BACKGROUND: Ectodermal dysplasia is an inherited disease causing malformations of all tissues originating from the ectoderm. The significance of this disease lies in severe hypodontia, and an accompanying hypoplasia of the alveolar process. The clinical situation is aggravated by a significant xerostomia. It was the aim of this study to document the distribution of hypodontia and tooth malformation. Furthermore, we aimed to elucidate the clinical impact of these findings. PATIENTS AND METHODS: Records of 30 patients (19 males, 11 females) suffering from ectodermal dysplasia were included. Their age ranged between 7 and 23 years.

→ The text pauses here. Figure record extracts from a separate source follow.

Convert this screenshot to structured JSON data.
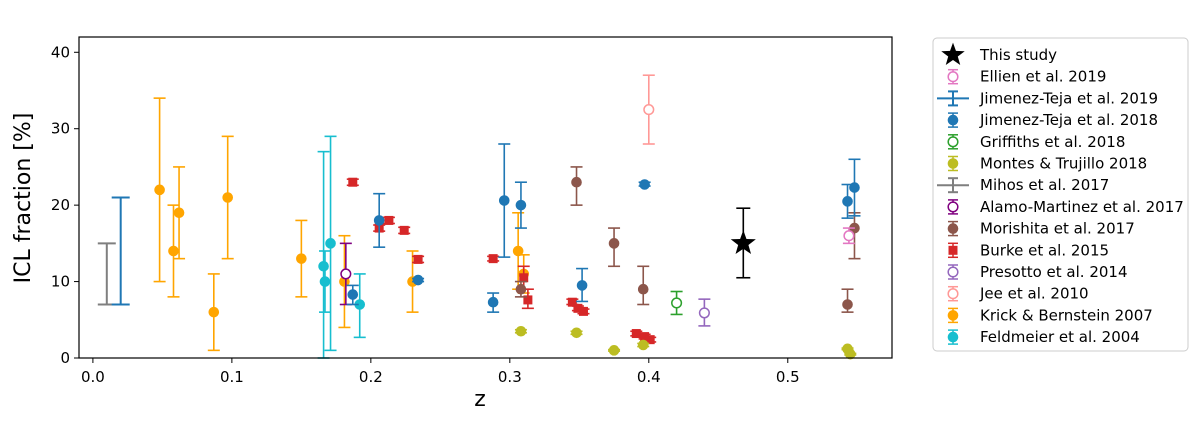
{
  "chart_data": {
    "type": "scatter",
    "title": "",
    "xlabel": "z",
    "ylabel": "ICL fraction [%]",
    "xlim": [
      -0.01,
      0.575
    ],
    "ylim": [
      0,
      42
    ],
    "xticks": [
      0.0,
      0.1,
      0.2,
      0.3,
      0.4,
      0.5
    ],
    "xtick_labels": [
      "0.0",
      "0.1",
      "0.2",
      "0.3",
      "0.4",
      "0.5"
    ],
    "yticks": [
      0,
      10,
      20,
      30,
      40
    ],
    "ytick_labels": [
      "0",
      "10",
      "20",
      "30",
      "40"
    ],
    "grid": false,
    "legend_position": "outside-right",
    "series": [
      {
        "name": "This study",
        "color": "#000000",
        "marker": "star",
        "points": [
          {
            "x": 0.468,
            "y": 15.0,
            "ylo": 10.5,
            "yhi": 19.6
          }
        ]
      },
      {
        "name": "Ellien et al. 2019",
        "color": "#e377c2",
        "marker": "open-circle",
        "points": [
          {
            "x": 0.544,
            "y": 16.0,
            "ylo": 15.0,
            "yhi": 17.0
          }
        ]
      },
      {
        "name": "Jimenez-Teja et al. 2019",
        "color": "#1f77b4",
        "marker": "none",
        "points": [
          {
            "x": 0.02,
            "y": 14.0,
            "ylo": 7.0,
            "yhi": 21.0
          }
        ]
      },
      {
        "name": "Jimenez-Teja et al. 2018",
        "color": "#1f77b4",
        "marker": "filled-circle",
        "points": [
          {
            "x": 0.187,
            "y": 8.3,
            "ylo": 7.0,
            "yhi": 9.5
          },
          {
            "x": 0.206,
            "y": 18.0,
            "ylo": 14.5,
            "yhi": 21.5
          },
          {
            "x": 0.234,
            "y": 10.2,
            "ylo": 10.0,
            "yhi": 10.4
          },
          {
            "x": 0.288,
            "y": 7.3,
            "ylo": 6.0,
            "yhi": 8.5
          },
          {
            "x": 0.296,
            "y": 20.6,
            "ylo": 13.2,
            "yhi": 28.0
          },
          {
            "x": 0.308,
            "y": 20.0,
            "ylo": 17.0,
            "yhi": 23.0
          },
          {
            "x": 0.352,
            "y": 9.5,
            "ylo": 7.4,
            "yhi": 11.7
          },
          {
            "x": 0.397,
            "y": 22.7,
            "ylo": 22.5,
            "yhi": 23.0
          },
          {
            "x": 0.543,
            "y": 20.5,
            "ylo": 18.3,
            "yhi": 22.7
          },
          {
            "x": 0.548,
            "y": 22.3,
            "ylo": 18.6,
            "yhi": 26.0
          }
        ]
      },
      {
        "name": "Griffiths et al. 2018",
        "color": "#2ca02c",
        "marker": "open-circle",
        "points": [
          {
            "x": 0.42,
            "y": 7.2,
            "ylo": 5.7,
            "yhi": 8.7
          }
        ]
      },
      {
        "name": "Montes & Trujillo 2018",
        "color": "#bcbd22",
        "marker": "filled-circle",
        "points": [
          {
            "x": 0.308,
            "y": 3.5,
            "ylo": 3.3,
            "yhi": 3.7
          },
          {
            "x": 0.348,
            "y": 3.3,
            "ylo": 3.1,
            "yhi": 3.5
          },
          {
            "x": 0.375,
            "y": 1.0,
            "ylo": 0.9,
            "yhi": 1.1
          },
          {
            "x": 0.396,
            "y": 1.7,
            "ylo": 1.5,
            "yhi": 1.9
          },
          {
            "x": 0.543,
            "y": 1.2,
            "ylo": 1.1,
            "yhi": 1.3
          },
          {
            "x": 0.545,
            "y": 0.5,
            "ylo": 0.4,
            "yhi": 0.6
          }
        ]
      },
      {
        "name": "Mihos et al. 2017",
        "color": "#7f7f7f",
        "marker": "none",
        "points": [
          {
            "x": 0.01,
            "y": 11.0,
            "ylo": 7.0,
            "yhi": 15.0
          }
        ]
      },
      {
        "name": "Alamo-Martinez et al. 2017",
        "color": "#800080",
        "marker": "open-circle",
        "points": [
          {
            "x": 0.182,
            "y": 11.0,
            "ylo": 7.0,
            "yhi": 15.0
          }
        ]
      },
      {
        "name": "Morishita et al. 2017",
        "color": "#8c564b",
        "marker": "filled-circle",
        "points": [
          {
            "x": 0.308,
            "y": 9.0,
            "ylo": 8.0,
            "yhi": 10.0
          },
          {
            "x": 0.348,
            "y": 23.0,
            "ylo": 20.0,
            "yhi": 25.0
          },
          {
            "x": 0.375,
            "y": 15.0,
            "ylo": 12.0,
            "yhi": 17.0
          },
          {
            "x": 0.396,
            "y": 9.0,
            "ylo": 7.0,
            "yhi": 12.0
          },
          {
            "x": 0.543,
            "y": 7.0,
            "ylo": 6.0,
            "yhi": 9.0
          },
          {
            "x": 0.548,
            "y": 17.0,
            "ylo": 13.0,
            "yhi": 19.0
          }
        ]
      },
      {
        "name": "Burke et al. 2015",
        "color": "#d62728",
        "marker": "square",
        "points": [
          {
            "x": 0.187,
            "y": 23.0,
            "ylo": 22.6,
            "yhi": 23.4
          },
          {
            "x": 0.206,
            "y": 17.0,
            "ylo": 16.6,
            "yhi": 17.4
          },
          {
            "x": 0.213,
            "y": 18.0,
            "ylo": 17.6,
            "yhi": 18.4
          },
          {
            "x": 0.224,
            "y": 16.7,
            "ylo": 16.3,
            "yhi": 17.1
          },
          {
            "x": 0.234,
            "y": 12.9,
            "ylo": 12.5,
            "yhi": 13.3
          },
          {
            "x": 0.288,
            "y": 13.0,
            "ylo": 12.7,
            "yhi": 13.3
          },
          {
            "x": 0.31,
            "y": 10.5,
            "ylo": 9.0,
            "yhi": 12.0
          },
          {
            "x": 0.313,
            "y": 7.6,
            "ylo": 6.5,
            "yhi": 9.0
          },
          {
            "x": 0.345,
            "y": 7.3,
            "ylo": 7.0,
            "yhi": 7.7
          },
          {
            "x": 0.349,
            "y": 6.5,
            "ylo": 6.2,
            "yhi": 6.8
          },
          {
            "x": 0.353,
            "y": 6.1,
            "ylo": 5.8,
            "yhi": 6.4
          },
          {
            "x": 0.391,
            "y": 3.2,
            "ylo": 2.9,
            "yhi": 3.5
          },
          {
            "x": 0.397,
            "y": 2.8,
            "ylo": 2.5,
            "yhi": 3.1
          },
          {
            "x": 0.401,
            "y": 2.4,
            "ylo": 2.1,
            "yhi": 2.7
          }
        ]
      },
      {
        "name": "Presotto et al. 2014",
        "color": "#9467bd",
        "marker": "open-circle",
        "points": [
          {
            "x": 0.44,
            "y": 5.9,
            "ylo": 4.2,
            "yhi": 7.7
          }
        ]
      },
      {
        "name": "Jee et al. 2010",
        "color": "#ff9896",
        "marker": "open-circle",
        "points": [
          {
            "x": 0.4,
            "y": 32.5,
            "ylo": 28.0,
            "yhi": 37.0
          }
        ]
      },
      {
        "name": "Krick & Bernstein 2007",
        "color": "#ffa500",
        "marker": "filled-circle",
        "points": [
          {
            "x": 0.048,
            "y": 22.0,
            "ylo": 10.0,
            "yhi": 34.0
          },
          {
            "x": 0.058,
            "y": 14.0,
            "ylo": 8.0,
            "yhi": 20.0
          },
          {
            "x": 0.062,
            "y": 19.0,
            "ylo": 13.0,
            "yhi": 25.0
          },
          {
            "x": 0.087,
            "y": 6.0,
            "ylo": 1.0,
            "yhi": 11.0
          },
          {
            "x": 0.097,
            "y": 21.0,
            "ylo": 13.0,
            "yhi": 29.0
          },
          {
            "x": 0.15,
            "y": 13.0,
            "ylo": 8.0,
            "yhi": 18.0
          },
          {
            "x": 0.181,
            "y": 10.0,
            "ylo": 4.0,
            "yhi": 16.0
          },
          {
            "x": 0.23,
            "y": 10.0,
            "ylo": 6.0,
            "yhi": 14.0
          },
          {
            "x": 0.306,
            "y": 14.0,
            "ylo": 9.0,
            "yhi": 19.0
          },
          {
            "x": 0.31,
            "y": 11.0,
            "ylo": 8.5,
            "yhi": 13.5
          }
        ]
      },
      {
        "name": "Feldmeier et al. 2004",
        "color": "#17becf",
        "marker": "filled-circle",
        "points": [
          {
            "x": 0.166,
            "y": 12.0,
            "ylo": 0.0,
            "yhi": 27.0
          },
          {
            "x": 0.167,
            "y": 10.0,
            "ylo": 6.0,
            "yhi": 14.0
          },
          {
            "x": 0.171,
            "y": 15.0,
            "ylo": 1.0,
            "yhi": 29.0
          },
          {
            "x": 0.192,
            "y": 7.0,
            "ylo": 2.7,
            "yhi": 11.0
          }
        ]
      }
    ]
  }
}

All patients had been examined clinically and radiographically. In every patient, a record was made of which teeth were missing or malformed, and which deciduous teeth persisted. Additionally, the entire treatment procedure was assessed. RESULTS: The third molars were missing in all of the patients. The number of aplastic permanent teeth ranged from 2 to 26. The maxillary lateral incisors were most frequently absent, followed by the mandibular central incisors. The most stable teeth were the central incisors of the upper jaw, and the canines and first molars in both jaws. However, the maxillary central incisors and canines were the teeth most affected by malformation. Deciduous canines and second molars were the most often persisting teeth due to agenesis of the maxillary lateral permanent incisors and mandibular second premolars. In two-thirds of the patients, missing teeth were replaced by removable dentures. Half of the patients received orthodontic treatment. CONCLUSIONS: Hypodontia and malformation are almost regular dental characteristics in patients suffering from ectodermal dysplasia. The distribution of absent teeth deviates remarkably from the general population. Treatment requires an interdisciplinary approach including orthodontics, prosthodontics and oral surgery.